I was 10 when we ran away from him. My brother was 12 and my mother a couple of years older than I am now.

It was sharply cold outside, October or November, the leaves auburn and crunchy beneath my feet when I walked the neighbourhood trying to make sense of things.

We'd got into this mess after my mother told my father she wanted a divorce.

He came by her workplace the next day to tell her he had bought a knife from the Salvation Army and was coming by the house at nightfall to kill her unless she reconsidered.

My father made good on his threat, though by the time he did – with an axe as well, which he used to destroy our starter home from basement to attic – we were halfway to my aunt's house in Saskatoon.

Though I'd witnessed years of abuse and raging paranoia, it was not until we returned from Saskatoon three weeks later, and I saw our ruined house, that I began to appreciate the real danger we'd been in. Until then I'd blamed my mother for moving us out of home.

Once the truth sank in, nothing could scrub the fear and rage and mistrust that followed.

The maddening nature of unpleasant memories is their lack of full reveal. The truth at their centre remains elusive; I can never grab hold of them, turn them over like a stone and read what's written on the underside.

I chase them anyway, hoping to trap them in a dimly lit room and beat them with the Yellow Pages until they grant me freedom.

The one memory I have managed to catch – was, in fact, forced to for a pre-sentencing report when I was facing an assault charge at 17 – was how bewilderingly lonely and shameful it felt when we lived in an emergency shelter after finding our home destroyed.

I felt everyone knew that we were forced to rely on municipal charity, that my father was crazy, that there was a fundamental badness inside my family, inside me. I stacked lies on top of lies trying to conceal my circumstances from my friends and classmates.
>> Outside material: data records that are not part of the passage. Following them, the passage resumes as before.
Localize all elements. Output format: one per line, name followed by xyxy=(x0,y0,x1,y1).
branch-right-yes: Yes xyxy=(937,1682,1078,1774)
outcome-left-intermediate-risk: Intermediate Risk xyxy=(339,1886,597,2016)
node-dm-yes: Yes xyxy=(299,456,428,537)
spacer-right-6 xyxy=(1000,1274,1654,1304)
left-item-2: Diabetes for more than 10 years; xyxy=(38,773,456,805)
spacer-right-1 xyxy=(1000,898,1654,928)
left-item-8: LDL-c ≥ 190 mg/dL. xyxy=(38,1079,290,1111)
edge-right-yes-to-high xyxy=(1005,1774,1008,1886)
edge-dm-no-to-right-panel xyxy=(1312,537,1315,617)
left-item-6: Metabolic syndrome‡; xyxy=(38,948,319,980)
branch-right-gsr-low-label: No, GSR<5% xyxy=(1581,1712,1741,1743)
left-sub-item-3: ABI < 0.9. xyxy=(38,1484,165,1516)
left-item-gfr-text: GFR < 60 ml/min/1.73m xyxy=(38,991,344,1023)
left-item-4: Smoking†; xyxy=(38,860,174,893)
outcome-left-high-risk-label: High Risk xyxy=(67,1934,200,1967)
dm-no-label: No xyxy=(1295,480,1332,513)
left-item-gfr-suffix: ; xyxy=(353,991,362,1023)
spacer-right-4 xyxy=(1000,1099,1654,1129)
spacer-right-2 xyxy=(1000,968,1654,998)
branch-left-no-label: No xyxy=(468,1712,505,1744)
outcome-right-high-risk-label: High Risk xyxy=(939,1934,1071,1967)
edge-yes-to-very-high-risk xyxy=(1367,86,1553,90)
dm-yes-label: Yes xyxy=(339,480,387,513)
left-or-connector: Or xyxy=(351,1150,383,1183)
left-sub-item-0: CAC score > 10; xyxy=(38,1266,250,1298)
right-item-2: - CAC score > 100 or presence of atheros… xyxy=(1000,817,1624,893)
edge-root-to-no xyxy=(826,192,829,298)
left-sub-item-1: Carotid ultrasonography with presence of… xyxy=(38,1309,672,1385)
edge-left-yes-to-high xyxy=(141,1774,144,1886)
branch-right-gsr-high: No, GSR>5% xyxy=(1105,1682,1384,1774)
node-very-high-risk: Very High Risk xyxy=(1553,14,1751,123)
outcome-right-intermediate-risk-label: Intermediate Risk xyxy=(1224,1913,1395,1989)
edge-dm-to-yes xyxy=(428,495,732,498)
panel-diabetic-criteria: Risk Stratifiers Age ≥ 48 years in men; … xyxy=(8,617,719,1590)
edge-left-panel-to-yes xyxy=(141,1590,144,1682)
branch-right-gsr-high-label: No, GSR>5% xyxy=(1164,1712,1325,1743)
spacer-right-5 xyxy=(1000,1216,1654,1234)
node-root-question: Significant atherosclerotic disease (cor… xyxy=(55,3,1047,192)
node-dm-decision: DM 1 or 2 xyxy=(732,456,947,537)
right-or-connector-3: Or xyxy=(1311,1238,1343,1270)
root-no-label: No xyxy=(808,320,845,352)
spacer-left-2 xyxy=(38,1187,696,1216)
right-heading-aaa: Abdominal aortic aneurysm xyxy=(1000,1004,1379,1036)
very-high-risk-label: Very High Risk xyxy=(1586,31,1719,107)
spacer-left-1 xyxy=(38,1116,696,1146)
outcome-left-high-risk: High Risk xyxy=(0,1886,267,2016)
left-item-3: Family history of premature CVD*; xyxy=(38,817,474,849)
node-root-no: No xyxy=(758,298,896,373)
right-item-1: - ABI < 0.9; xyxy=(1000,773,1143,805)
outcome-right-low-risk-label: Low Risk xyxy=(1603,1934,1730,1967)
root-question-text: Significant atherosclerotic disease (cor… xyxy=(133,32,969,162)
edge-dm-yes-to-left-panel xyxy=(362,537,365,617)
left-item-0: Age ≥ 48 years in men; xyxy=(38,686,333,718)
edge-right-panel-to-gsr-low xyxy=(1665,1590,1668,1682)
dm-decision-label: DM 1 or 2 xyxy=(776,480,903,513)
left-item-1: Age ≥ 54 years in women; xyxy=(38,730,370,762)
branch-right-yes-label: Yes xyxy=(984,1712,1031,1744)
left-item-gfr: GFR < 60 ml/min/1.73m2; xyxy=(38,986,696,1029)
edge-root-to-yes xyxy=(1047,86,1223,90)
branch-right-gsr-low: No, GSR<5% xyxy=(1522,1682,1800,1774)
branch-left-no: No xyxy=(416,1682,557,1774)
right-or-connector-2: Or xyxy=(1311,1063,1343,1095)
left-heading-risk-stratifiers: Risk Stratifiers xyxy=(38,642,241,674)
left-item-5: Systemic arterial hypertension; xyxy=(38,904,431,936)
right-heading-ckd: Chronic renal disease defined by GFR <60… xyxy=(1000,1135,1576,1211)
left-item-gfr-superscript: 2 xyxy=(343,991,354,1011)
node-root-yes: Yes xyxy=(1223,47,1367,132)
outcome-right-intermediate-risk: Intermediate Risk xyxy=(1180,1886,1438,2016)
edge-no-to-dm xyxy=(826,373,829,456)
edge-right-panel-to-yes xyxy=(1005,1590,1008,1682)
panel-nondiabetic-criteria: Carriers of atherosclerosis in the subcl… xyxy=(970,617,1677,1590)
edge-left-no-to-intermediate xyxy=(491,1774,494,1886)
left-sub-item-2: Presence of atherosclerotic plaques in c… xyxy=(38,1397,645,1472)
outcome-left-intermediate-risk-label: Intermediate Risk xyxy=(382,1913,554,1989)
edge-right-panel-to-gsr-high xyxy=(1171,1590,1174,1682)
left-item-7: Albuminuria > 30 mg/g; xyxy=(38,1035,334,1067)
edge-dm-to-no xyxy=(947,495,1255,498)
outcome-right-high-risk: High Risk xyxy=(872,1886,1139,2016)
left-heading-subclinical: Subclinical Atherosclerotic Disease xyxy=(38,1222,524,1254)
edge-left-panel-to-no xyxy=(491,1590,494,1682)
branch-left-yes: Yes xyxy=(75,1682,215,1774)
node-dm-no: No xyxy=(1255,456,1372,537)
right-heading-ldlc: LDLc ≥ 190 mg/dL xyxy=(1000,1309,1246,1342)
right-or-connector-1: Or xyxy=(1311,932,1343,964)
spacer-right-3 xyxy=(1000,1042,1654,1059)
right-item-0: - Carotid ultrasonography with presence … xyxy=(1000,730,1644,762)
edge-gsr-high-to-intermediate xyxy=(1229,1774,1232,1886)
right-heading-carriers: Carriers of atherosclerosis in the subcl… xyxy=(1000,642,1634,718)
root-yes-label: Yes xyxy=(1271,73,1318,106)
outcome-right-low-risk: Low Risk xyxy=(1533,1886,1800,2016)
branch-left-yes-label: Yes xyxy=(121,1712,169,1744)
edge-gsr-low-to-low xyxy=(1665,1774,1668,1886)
The feeling of being a fundamentally evil, contaminated person never left me even after the rage and pain faded.

I worked on myself for over a decade before arriving at the relatively well-adjusted space I am now.

Doomed and tragic relationships littered my 20s. I left many people who loved and cared for me lying bare on the scorched terrain I blasted through.

I haven't let anyone get close to me; the notion of doing so fills me with dread. If I let anyone step too close, they will see who I really am.

But I won't be able to hide from my baby the same way I do from others – at least I don't want to.

It is precisely this that makes me so apprehensive.

Growing up in an abusive home forced me to cope, ignore and endure in ways that don't always make me appear the warmest person. I can be cold and withdrawn, and have been told I'm incapable of showing positive emotions. I maintain a distance from others.

These defences may have helped in those brutal years, but they might also prevent me from having a close relationship with my daughter in the great years ahead.

Even worse, she might adopt the mannerisms I'm still too damaged to shake and find herself at 20 as miserable and anti-social as I was.

I will never stop worrying that the DNA my daughter shares with me could doom her out of the gate; that she doesn't stand a chance with genes like these.

The thought is a terrible but dogged one. I couldn't forgive myself if she were to battle pain, mistrust and depression.

I only had to look once at the grainy ultrasound screen as she kicked, turned and brought her little fist to her mouth to realize that I loved this girl desperately and helplessly.

I'd do anything in my power to keep her from harm.

But I can't protect her if it is already coursing through her veins, waiting for a mysterious trigger to detonate a decade or two down the line, a tragic gift from her paternal bloodline.

How do you protect a child from an emotional virus you yourself gave her?

The baby will be born any day now, and my heart will break every time she cries inconsolably or falls into a funk she cannot shake, no matter how routine these may be for a child.

I live with my baby's mother – we moved in last February – but we haven't talked about my past. She knows I am apprehensive, but doesn't know why.

I will keep this torment to myself, as I've taught myself to do.

Derek Murray is a pseudonym. The writer lives in Calgary.